Kaye's Budget Blog - The taxman cometh…

In the lock-up this was described as a joyless budget and to a certain extent that is true…there are no major handouts, tax cuts or pension increases. I had jokingly said to Debbie, “I hope we’re not going all the way to Canberra to write one paragraph about a set top box”, and not even that made it on Treasurer Swan’s list of fiscal reforms.
So in one sense it is boring, but at another level it has some great initiatives and the big picture looks good, with Australian debt levels minute compared to other countries in the G7.
The big deal is, of course, the $2.2 billion being dedicated to improving those who suffer from less than optimal mental health. With nearly one third of Australians set to suffer from a mental illness at some stage in their lives, this health responsibility has been long overlooked by state and federal governments. No longer. Here comes the money – and largely in response, we believe to the continual highlighting of the plight of the mentally ill by former Australian of the Year, Professor Pat McGorry. Take a bow Professor Pat – only squeaky doors get the oil, so on behalf of the many, many families affected by this affliction, you’ve done a great job.
The next BIG THING in my opinion is of course a dedicated Age Discrimination Commissioner. This is sensational news – about time, of course, but so important that there will be someone whose primary role is to advocate on behalf of those who have suffered from Age Discrimination and feel powerless to counteract it. Who should it be?

Back to the Budget.
One thing which made us scratch our heads, in particular.
Considering the ageing of our population is one of the biggest issues which will transform our society over the next 10, 20 30 years – and we keep hearing how we will need people to work harder and create their own retirement incomes – absolutely nothing in this budget recognises this coming tsunami of older citizens nor encourages any of us to save harder or plan for our retirements. Why not? we ask the Gillard Government.

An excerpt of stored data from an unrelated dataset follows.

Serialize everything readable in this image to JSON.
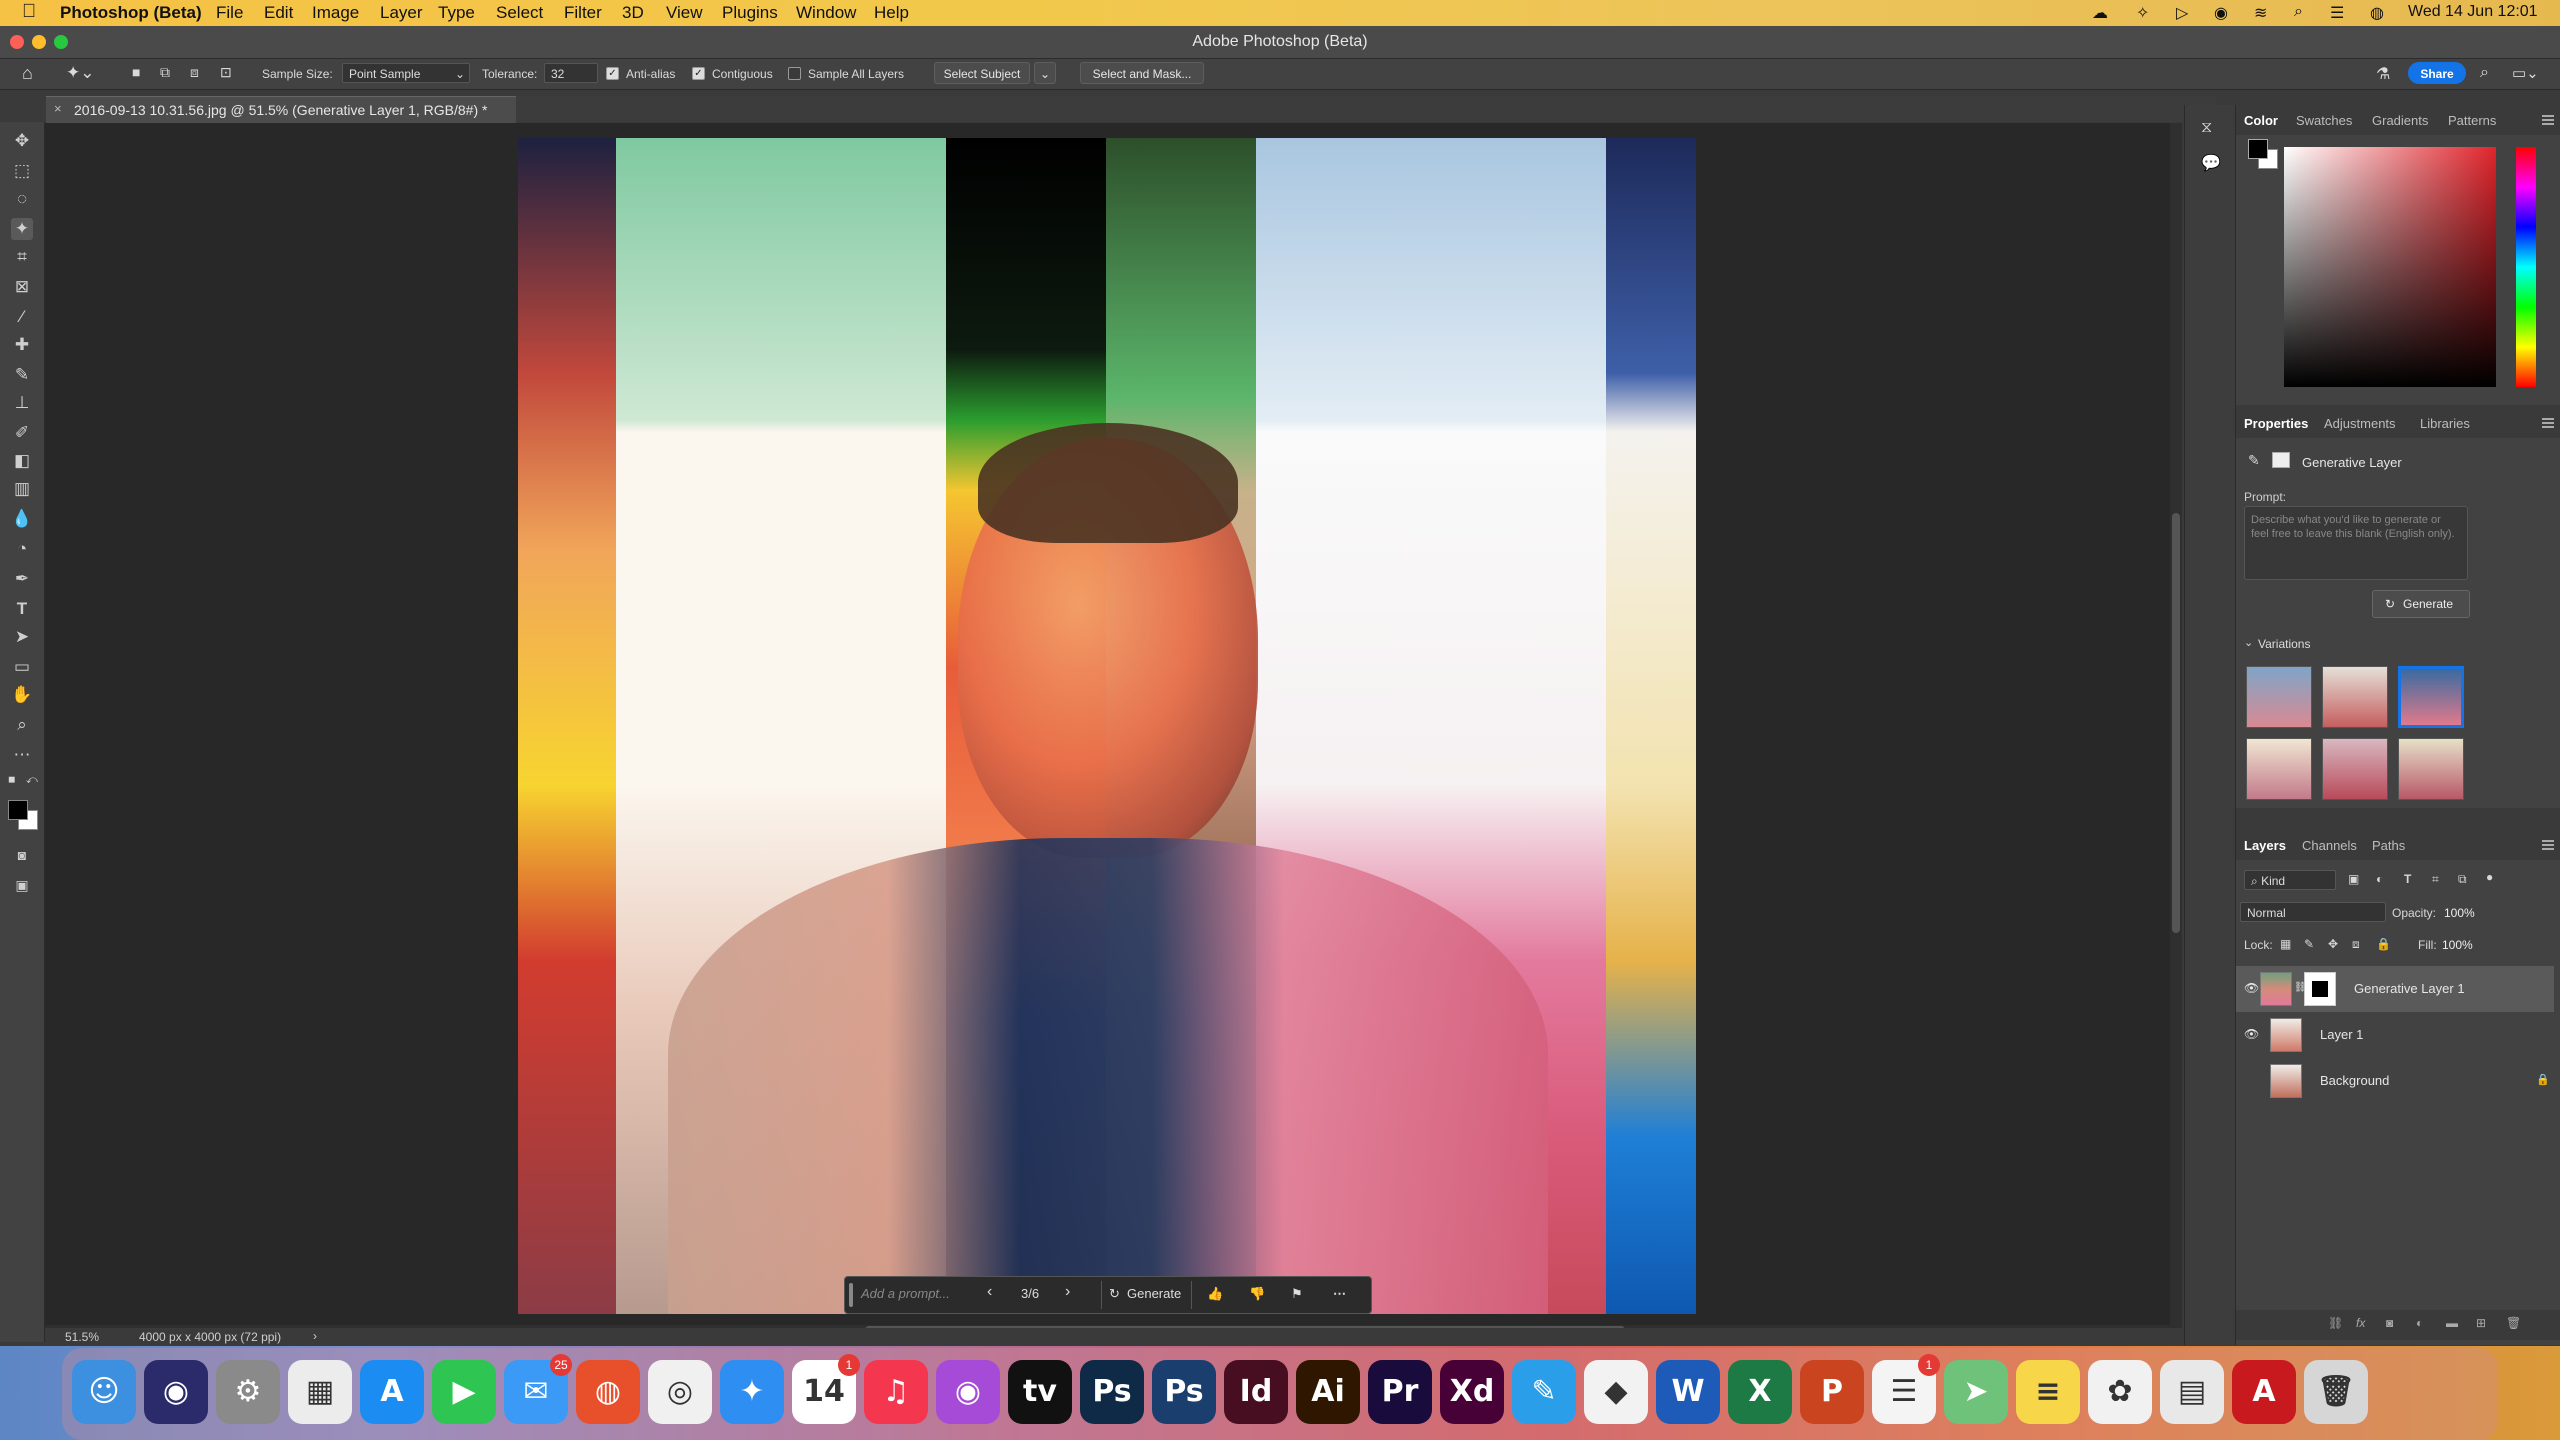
{
  "menubar": {
    "app_name": "Photoshop (Beta)",
    "items": [
      "File",
      "Edit",
      "Image",
      "Layer",
      "Type",
      "Select",
      "Filter",
      "3D",
      "View",
      "Plugins",
      "Window",
      "Help"
    ],
    "clock": "Wed 14 Jun  12:01"
  },
  "window": {
    "title": "Adobe Photoshop (Beta)"
  },
  "options": {
    "sample_size_label": "Sample Size:",
    "sample_size_value": "Point Sample",
    "tolerance_label": "Tolerance:",
    "tolerance_value": "32",
    "anti_alias_label": "Anti-alias",
    "anti_alias_checked": true,
    "contiguous_label": "Contiguous",
    "contiguous_checked": true,
    "sample_all_layers_label": "Sample All Layers",
    "sample_all_layers_checked": false,
    "select_subject": "Select Subject",
    "select_and_mask": "Select and Mask...",
    "share": "Share"
  },
  "document": {
    "tab_title": "2016-09-13 10.31.56.jpg @ 51.5% (Generative Layer 1, RGB/8#) *",
    "zoom": "51.5%",
    "dimensions": "4000 px x 4000 px (72 ppi)"
  },
  "genbar": {
    "prompt_placeholder": "Add a prompt...",
    "counter": "3/6",
    "generate": "Generate"
  },
  "color_panel": {
    "tabs": [
      "Color",
      "Swatches",
      "Gradients",
      "Patterns"
    ],
    "active_tab": "Color",
    "foreground": "#000000",
    "background": "#ffffff",
    "hue": "#e0242b"
  },
  "properties_panel": {
    "tabs": [
      "Properties",
      "Adjustments",
      "Libraries"
    ],
    "layer_type": "Generative Layer",
    "prompt_label": "Prompt:",
    "prompt_placeholder": "Describe what you'd like to generate or feel free to leave this blank (English only).",
    "generate": "Generate",
    "variations_label": "Variations",
    "selected_variation": 3
  },
  "layers_panel": {
    "tabs": [
      "Layers",
      "Channels",
      "Paths"
    ],
    "filter_kind": "Kind",
    "blend_mode": "Normal",
    "opacity_label": "Opacity:",
    "opacity_value": "100%",
    "lock_label": "Lock:",
    "fill_label": "Fill:",
    "fill_value": "100%",
    "layers": [
      {
        "name": "Generative Layer 1",
        "visible": true,
        "selected": true,
        "locked": false
      },
      {
        "name": "Layer 1",
        "visible": true,
        "selected": false,
        "locked": false
      },
      {
        "name": "Background",
        "visible": false,
        "selected": false,
        "locked": true
      }
    ]
  },
  "dock": {
    "apps": [
      {
        "name": "Finder",
        "icon": "finder-icon",
        "color": "#3d8fe0",
        "glyph": "☺"
      },
      {
        "name": "Siri",
        "icon": "siri-icon",
        "color": "#2b2b6b",
        "glyph": "◉"
      },
      {
        "name": "System Settings",
        "icon": "settings-icon",
        "color": "#8a8a8a",
        "glyph": "⚙"
      },
      {
        "name": "Launchpad",
        "icon": "launchpad-icon",
        "color": "#ececec",
        "glyph": "▦"
      },
      {
        "name": "App Store",
        "icon": "appstore-icon",
        "color": "#1b8cf2",
        "glyph": "A"
      },
      {
        "name": "FaceTime",
        "icon": "facetime-icon",
        "color": "#2fc553",
        "glyph": "▶"
      },
      {
        "name": "Mail",
        "icon": "mail-icon",
        "color": "#3a9af5",
        "glyph": "✉",
        "badge": "25"
      },
      {
        "name": "Firefox",
        "icon": "firefox-icon",
        "color": "#e8502c",
        "glyph": "◍"
      },
      {
        "name": "Chrome",
        "icon": "chrome-icon",
        "color": "#f0f0f0",
        "glyph": "◎"
      },
      {
        "name": "Safari",
        "icon": "safari-icon",
        "color": "#2f8ef2",
        "glyph": "✦"
      },
      {
        "name": "Calendar",
        "icon": "calendar-icon",
        "color": "#ffffff",
        "glyph": "14",
        "badge": "1"
      },
      {
        "name": "Music",
        "icon": "music-icon",
        "color": "#f5364f",
        "glyph": "♫"
      },
      {
        "name": "Podcasts",
        "icon": "podcasts-icon",
        "color": "#a64ad8",
        "glyph": "◉"
      },
      {
        "name": "Apple TV",
        "icon": "appletv-icon",
        "color": "#111111",
        "glyph": "tv"
      },
      {
        "name": "Photoshop",
        "icon": "photoshop-icon",
        "color": "#0f2a46",
        "glyph": "Ps"
      },
      {
        "name": "Photoshop (Beta)",
        "icon": "photoshop-beta-icon",
        "color": "#1a3f6e",
        "glyph": "Ps"
      },
      {
        "name": "InDesign",
        "icon": "indesign-icon",
        "color": "#470d20",
        "glyph": "Id"
      },
      {
        "name": "Illustrator",
        "icon": "illustrator-icon",
        "color": "#2e1600",
        "glyph": "Ai"
      },
      {
        "name": "Premiere Pro",
        "icon": "premiere-icon",
        "color": "#1a0b3d",
        "glyph": "Pr"
      },
      {
        "name": "Adobe XD",
        "icon": "xd-icon",
        "color": "#470137",
        "glyph": "Xd"
      },
      {
        "name": "Pencil",
        "icon": "pencil-icon",
        "color": "#2a9ee8",
        "glyph": "✎"
      },
      {
        "name": "Vectornator",
        "icon": "vector-icon",
        "color": "#f2f2f2",
        "glyph": "◆"
      },
      {
        "name": "Word",
        "icon": "word-icon",
        "color": "#1e5bb8",
        "glyph": "W"
      },
      {
        "name": "Excel",
        "icon": "excel-icon",
        "color": "#1d7a45",
        "glyph": "X"
      },
      {
        "name": "PowerPoint",
        "icon": "powerpoint-icon",
        "color": "#c9441f",
        "glyph": "P"
      },
      {
        "name": "Reminders",
        "icon": "reminders-icon",
        "color": "#f4f4f4",
        "glyph": "☰",
        "badge": "1"
      },
      {
        "name": "Maps",
        "icon": "maps-icon",
        "color": "#6fc27a",
        "glyph": "➤"
      },
      {
        "name": "Notes",
        "icon": "notes-icon",
        "color": "#f7d64a",
        "glyph": "≡"
      },
      {
        "name": "Photos",
        "icon": "photos-icon",
        "color": "#f1f1f1",
        "glyph": "✿"
      },
      {
        "name": "Preview",
        "icon": "preview-icon",
        "color": "#e8e8e8",
        "glyph": "▤"
      },
      {
        "name": "Acrobat",
        "icon": "acrobat-icon",
        "color": "#c7191e",
        "glyph": "A"
      },
      {
        "name": "Trash",
        "icon": "trash-icon",
        "color": "#d6d6d6",
        "glyph": "🗑"
      }
    ]
  }
}
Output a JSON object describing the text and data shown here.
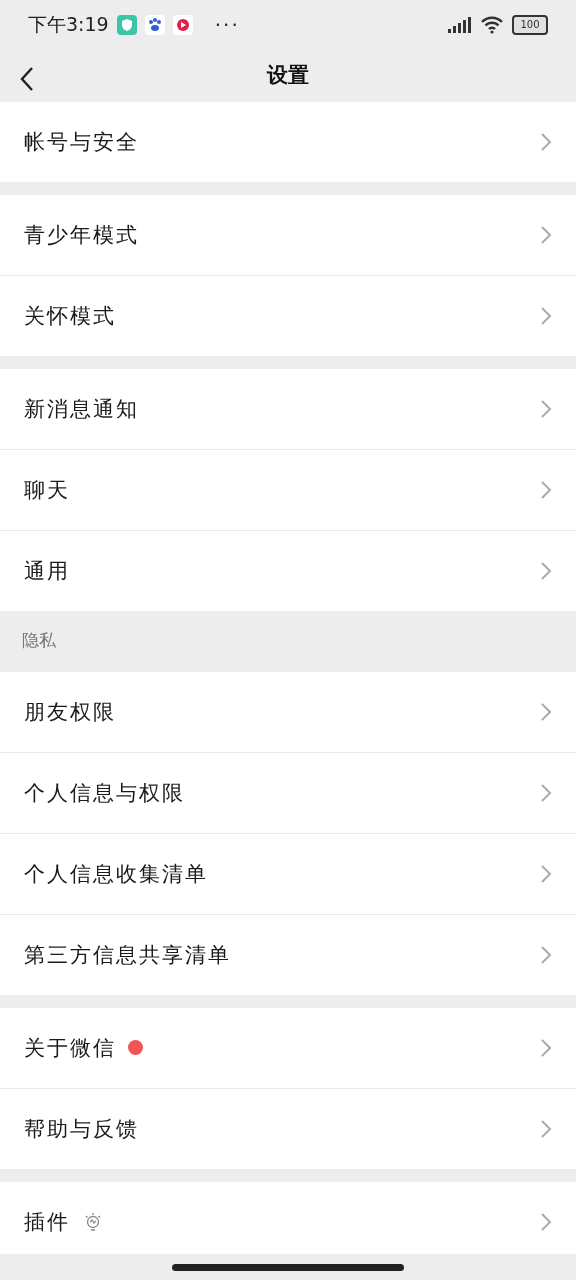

Perhaps the most disappointing aspect of this Budget is that it seems to fail to make the very obvious connection between older Australians and skills shortages. There are programs galore to help younger people and apprentices and a stated intention to allow 16,300 more skilled migrants to apply for permanent citizenship. We are not against migration. But we wonder why we are not considering the wealth of skills held by older adults – the retired, the about-to-retire and the long-term unemployed – and creating programs for these 50, 60 and 70-somethings to continue to contribute in the workplace. Is it really THAT hard? Some $3.7 million will be used to fund career advice for single parents. Why is there no money for career advice for older Australians keen to keep working or to get back to work but unsure how to get that much desired job?
And yes, to return to our wishlist, we didn’t see an Age Pension increase, rebates for dental services or an increase in the supplement to cover higher energy costs. But never fear, like the good Professor McGorry, we will continue to advocate for these reforms week in, week out, until Budget 2012 hopefully delivers them.